James Franklin Gates, a Memory in Honor of His 83rd Birthday
    Edmund Gates, Sr. and Mamie Irene Tripp Gates lived most of their 54 years of marriage on the Arkansas River on the west side of the Big Bend Community west of Ralston. Their children, especially their sons learned to love the river, primarily by hiking to the riverbank of their 95-acre farm located in Osage County in Oklahoma. Edmund Gates, Sr. taught his children from an early age to respect the river. He helped them learn the river was always more powerful than they were, and they must think any time they were near it or in it. When the boys became responsible enough to be trusted to go to the river unaccompanied by a parent, my grandmother, Mamie said she always began counting heads as soon as she could see them emerging from the river bottom. In my opinion, Grandma preferred the ponds that were later built on their place far more than the Arkansas River, but that’s a story for another day.
   One of the favorite stories of my father connected with the Arkansas River is about his brother, James Franklin Gates who was born on January 28, 1931. My father, Edmund Gates, Jr. turned 12 years old the following June of that year James Franklin was born.
William Herbert and James Franklin Gates- from the
collection of Lou Dixon Gates and Jeannie Spurgeon Gates
   Two years later in the summer of 1933, Dad age 14, and his brothers - Fredrick age 12 , Jess age 10, and Herbert age 5 were headed out on one of the most exciting outings possible on the farm in the summer – a trek to the Arkansas River for wading, swimming, and just on all-out good time. Little Jimmy, as they referred to their baby brother, began begging his mother to go with the big boys. Grandma, who feared the river more than respected it, was adamant that Little Jimmy was far too young to go to the river, but my father intervened for his baby brother, “Mom, let Little Jimmy go. I’ll look after him.” Evidently, Dad, the oldest living son, had shouldered much responsibility at a young age, having by this time four younger brothers, two older sisters, and a younger sister. He must have proven his trustworthiness to his mother over the years because she surprisingly agreed to let Little Jimmy go with the big boys.

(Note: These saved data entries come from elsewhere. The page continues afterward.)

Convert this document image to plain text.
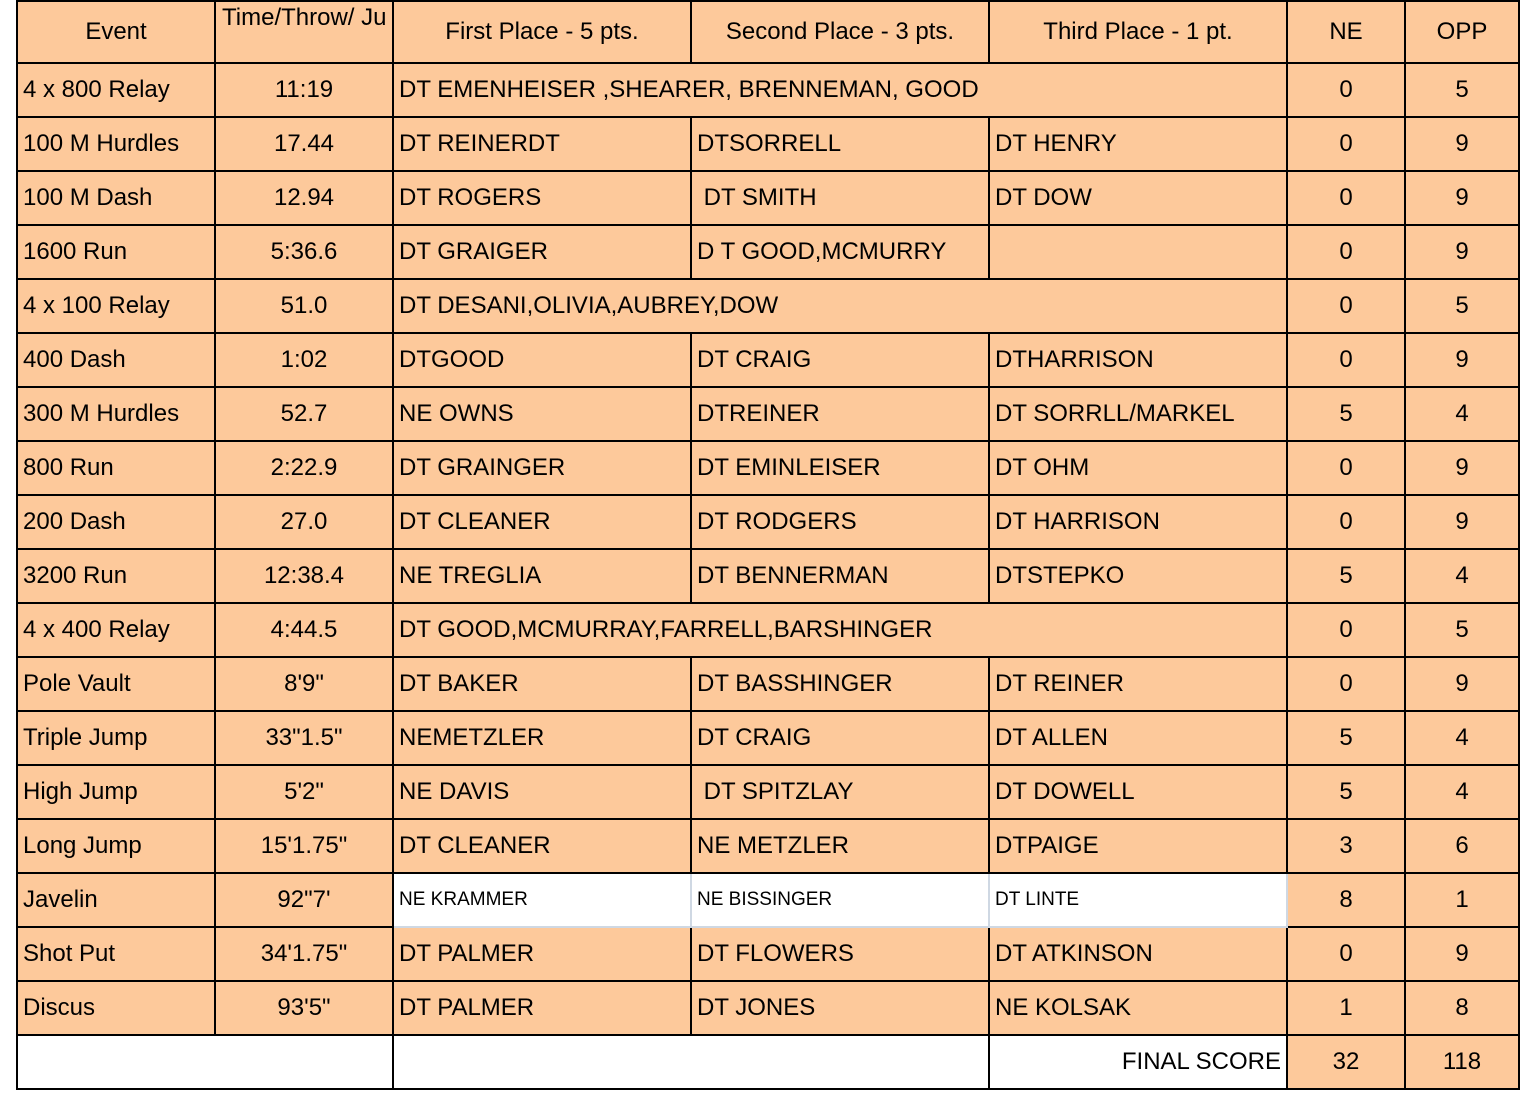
Event	Time/Throw/ Ju	First Place - 5 pts.	Second Place - 3 pts.	Third Place - 1 pt.	NE	OPP
4 x 800 Relay	11:19	DT EMENHEISER ,SHEARER, BRENNEMAN, GOOD			0	5
100 M Hurdles	17.44	DT REINERDT	DTSORRELL	DT HENRY	0	9
100 M Dash	12.94	DT ROGERS	DT SMITH	DT DOW	0	9
1600 Run	5:36.6	DT GRAIGER	D T GOOD,MCMURRY		0	9
4 x 100 Relay	51.0	DT DESANI,OLIVIA,AUBREY,DOW			0	5
400 Dash	1:02	DTGOOD	DT CRAIG	DTHARRISON	0	9
300 M Hurdles	52.7	NE OWNS	DTREINER	DT SORRLL/MARKEL	5	4
800 Run	2:22.9	DT GRAINGER	DT EMINLEISER	DT OHM	0	9
200 Dash	27.0	DT CLEANER	DT RODGERS	DT HARRISON	0	9
3200 Run	12:38.4	NE TREGLIA	DT BENNERMAN	DTSTEPKO	5	4
4 x 400 Relay	4:44.5	DT GOOD,MCMURRAY,FARRELL,BARSHINGER			0	5
Pole Vault	8'9"	DT BAKER	DT BASSHINGER	DT REINER	0	9
Triple Jump	33"1.5"	NEMETZLER	DT CRAIG	DT ALLEN	5	4
High Jump	5'2"	NE DAVIS	DT SPITZLAY	DT DOWELL	5	4
Long Jump	15'1.75"	DT CLEANER	NE METZLER	DTPAIGE	3	6
Javelin	92"7'	NE KRAMMER	NE BISSINGER	DT LINTE	8	1
Shot Put	34'1.75"	DT PALMER	DT FLOWERS	DT ATKINSON	0	9
Discus	93'5"	DT PALMER	DT JONES	NE KOLSAK	1	8
				FINAL SCORE	32	118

   It is important to know my father looked little two-year-old Jimmy in the eye and with an tone exuding seriousness and sincerity, said, “Jimmy, you better do what I say, or you’ll never get to go to the river again with us.” Edmund grabbed his hand, and Jimmy walked with his big brothers to the river bottom.
   Once they arrived at the river, Dad found a safe, little pool for Jimmy to splash and play in the water. My father reiterated again, “Jimmy, stay right here and play. If you move, you’ll never come to the river with us again.” Little Jimmy obeyed perfectly. That was one of many fun-filled trips made by the brothers to the river bottom.
Jim and Edmund, Jr. in their childhood home in 1990
   One of the principals under whom I taught thought my father would have only needed a couple of weeks to shape up some of the students’ behavior. Based on this family story, Dad learned to be an effective disciplinarian early in his life. Uncle Jim learned early what he needed to do to spend time having fun with his brothers.
  I am still astounded that a 14-year-old would be willing to take on the responsibility for a little one as well as successfully get the two-year-old safely home. Even as a teen-ager, he worked seven days a week rarely getting time off to do activities like going to the river, yet was so unselfish and thoughtful of the wishes of his baby brother. How amazing that a little two-year-old was already so well trained that he could comprehend what was being expected of him by his mother and oldest brother and then even more unbelievable that he had the self-control to do it! I'm not sure that they make them like these two anymore!